MASERU — The key to penetrating international markets lies in setting up a bureau of standards to monitor all goods produced locally, according to trade principal secretary Teleko Ramotsoari.
Ramotsoari told stakeholders at a workshop in Maseru on Wednesday that the national standards or technical regulations will ensure small industries sell safe products and improve exports.
Ramotsoari made the remarks as Lesotho celebrated World Standards Day on Wednesday.
Lesotho does not currently have its own bureau of standards.
Local manufacturers have to rely on countries such as South Africa and Botswana for the service.
“If standards and regulations are properly instituted they can be used to meet legitimate needs of our consumers,” Ramotsoari said.
“They can also help us penetrate regional and international markets.”
The principal secretary said there was need for Lesotho to have proper assessment structures in place to promote the country’s export-led growth.
Most Western countries insist that products imported into their countries must first meet internationally accepted standards.

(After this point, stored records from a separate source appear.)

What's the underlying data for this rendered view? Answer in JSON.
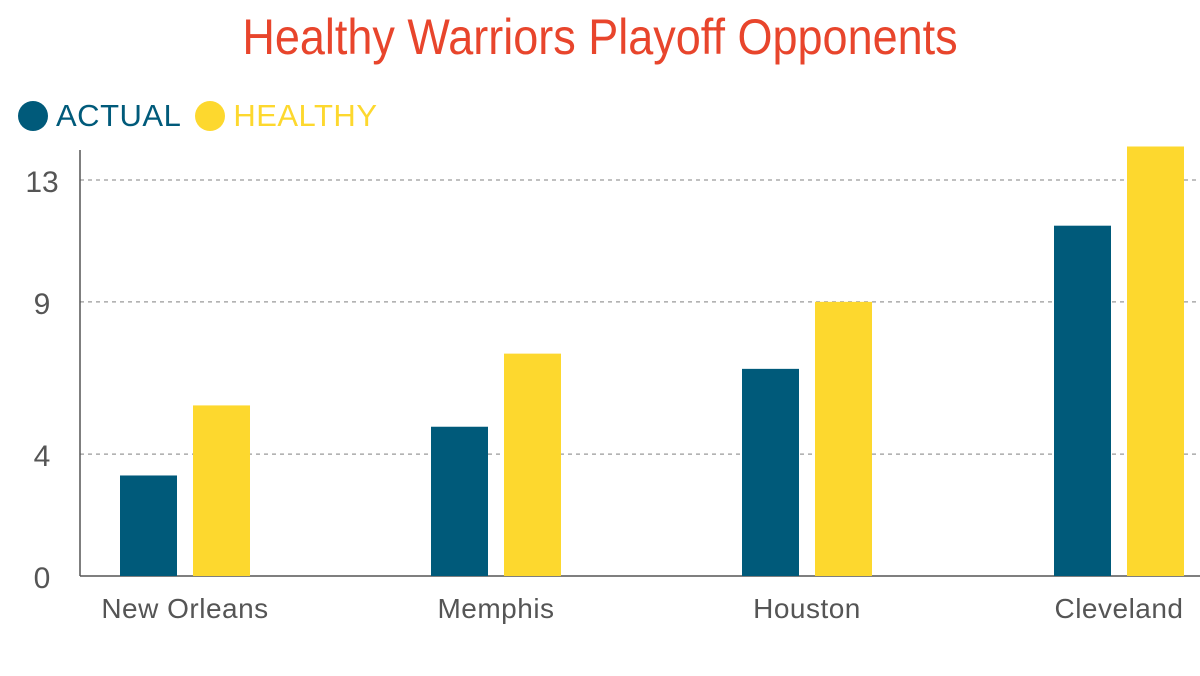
{
  "colors": {
    "title": "#e8452c",
    "actual": "#005a7a",
    "healthy": "#fdd82e",
    "axis": "#555555",
    "grid": "#9a9a9a",
    "tick_text": "#555555"
  },
  "chart_data": {
    "type": "bar",
    "title": "Healthy Warriors Playoff Opponents",
    "categories": [
      "New Orleans",
      "Memphis",
      "Houston",
      "Cleveland"
    ],
    "series": [
      {
        "name": "ACTUAL",
        "values": [
          3.3,
          4.9,
          6.8,
          11.5
        ]
      },
      {
        "name": "HEALTHY",
        "values": [
          5.6,
          7.3,
          9.0,
          14.1
        ]
      }
    ],
    "yticks": [
      0,
      4,
      9,
      13
    ],
    "ylim": [
      0,
      14.5
    ],
    "grid": true,
    "legend_position": "top-left",
    "xlabel": "",
    "ylabel": ""
  }
}
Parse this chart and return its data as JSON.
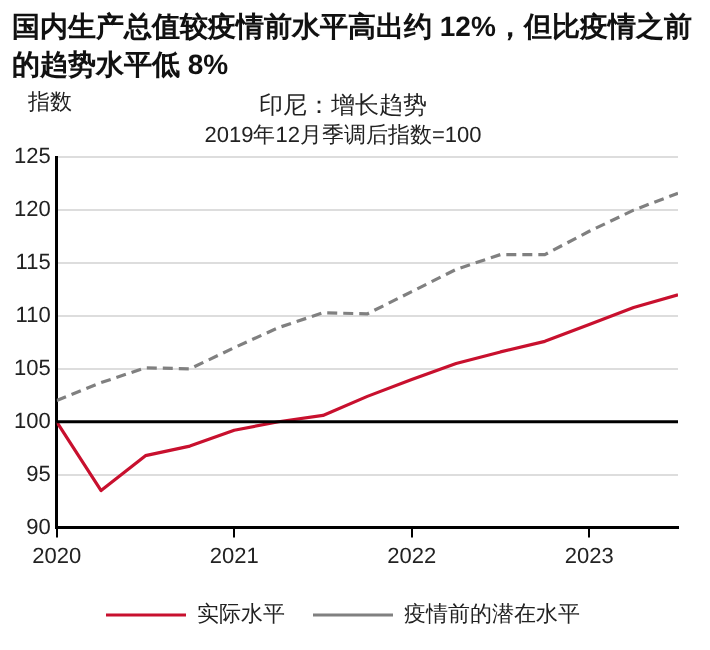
{
  "chart_data": {
    "type": "line",
    "title": "国内生产总值较疫情前水平高出约 12%，但比疫情之前的趋势水平低 8%",
    "subtitle": "印尼：增长趋势",
    "annotations": [
      "2019年12月季调后指数=100"
    ],
    "ylabel": "指数",
    "x": [
      2020,
      2020.25,
      2020.5,
      2020.75,
      2021,
      2021.25,
      2021.5,
      2021.75,
      2022,
      2022.25,
      2022.5,
      2022.75,
      2023,
      2023.25,
      2023.5
    ],
    "series": [
      {
        "name": "实际水平",
        "color": "#c8102e",
        "line_style": "solid",
        "values": [
          100,
          93.5,
          96.8,
          97.7,
          99.2,
          100.0,
          100.6,
          102.4,
          104.0,
          105.5,
          106.6,
          107.6,
          109.2,
          110.8,
          112.0
        ]
      },
      {
        "name": "疫情前的潜在水平",
        "color": "#808080",
        "line_style": "dashed",
        "values": [
          102.0,
          103.7,
          105.1,
          105.0,
          107.0,
          108.9,
          110.3,
          110.2,
          112.3,
          114.4,
          115.8,
          115.8,
          118.0,
          120.0,
          121.6
        ]
      }
    ],
    "xlim": [
      2020,
      2023.5
    ],
    "xticks": [
      2020,
      2021,
      2022,
      2023
    ],
    "ylim": [
      90,
      125
    ],
    "yticks": [
      90,
      95,
      100,
      105,
      110,
      115,
      120,
      125
    ],
    "ref_lines": [
      {
        "axis": "y",
        "value": 100,
        "color": "#000000"
      }
    ],
    "grid": "y",
    "legend": "bottom",
    "marker": "none"
  }
}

“We need to build a proper conformity assessment infrastructure not only in the area of food but also in the rest of traded goods and services so that we can contribute meaningfully to the alleviation of poverty through export-led growth,” Ramotsoari said.
He said in the modern international trade arena exporters can only enter and maintain their market share if they supply products which satisfy the technical requirements set by importing countries.
To ensure the safety of their consumers importing countries normally impose a set of standards and safety measures on locally produced goods.
Ramotsoari said the country needs to streamline the process to produce national standards or technical regulations to assist small industries to sell safe products and to explore the possibilities of exporting to other markets.
In an interview with the Sunday Express, the principal standards officer in the trade ministry, Motjoka Makara, said plans to come up with a Standards Bill are at an advanced stage.
The microbiology laboratory in Maseru was not being fully utilised because it is not accredited.
There are plans to fully accredit the laboratory over the next 12 to 18 months, Makara said.
“We are supposed to have testing facilities to ascertain that what is produced is safe for consumers,” Makara said.
“This will increase confidence in the local products.”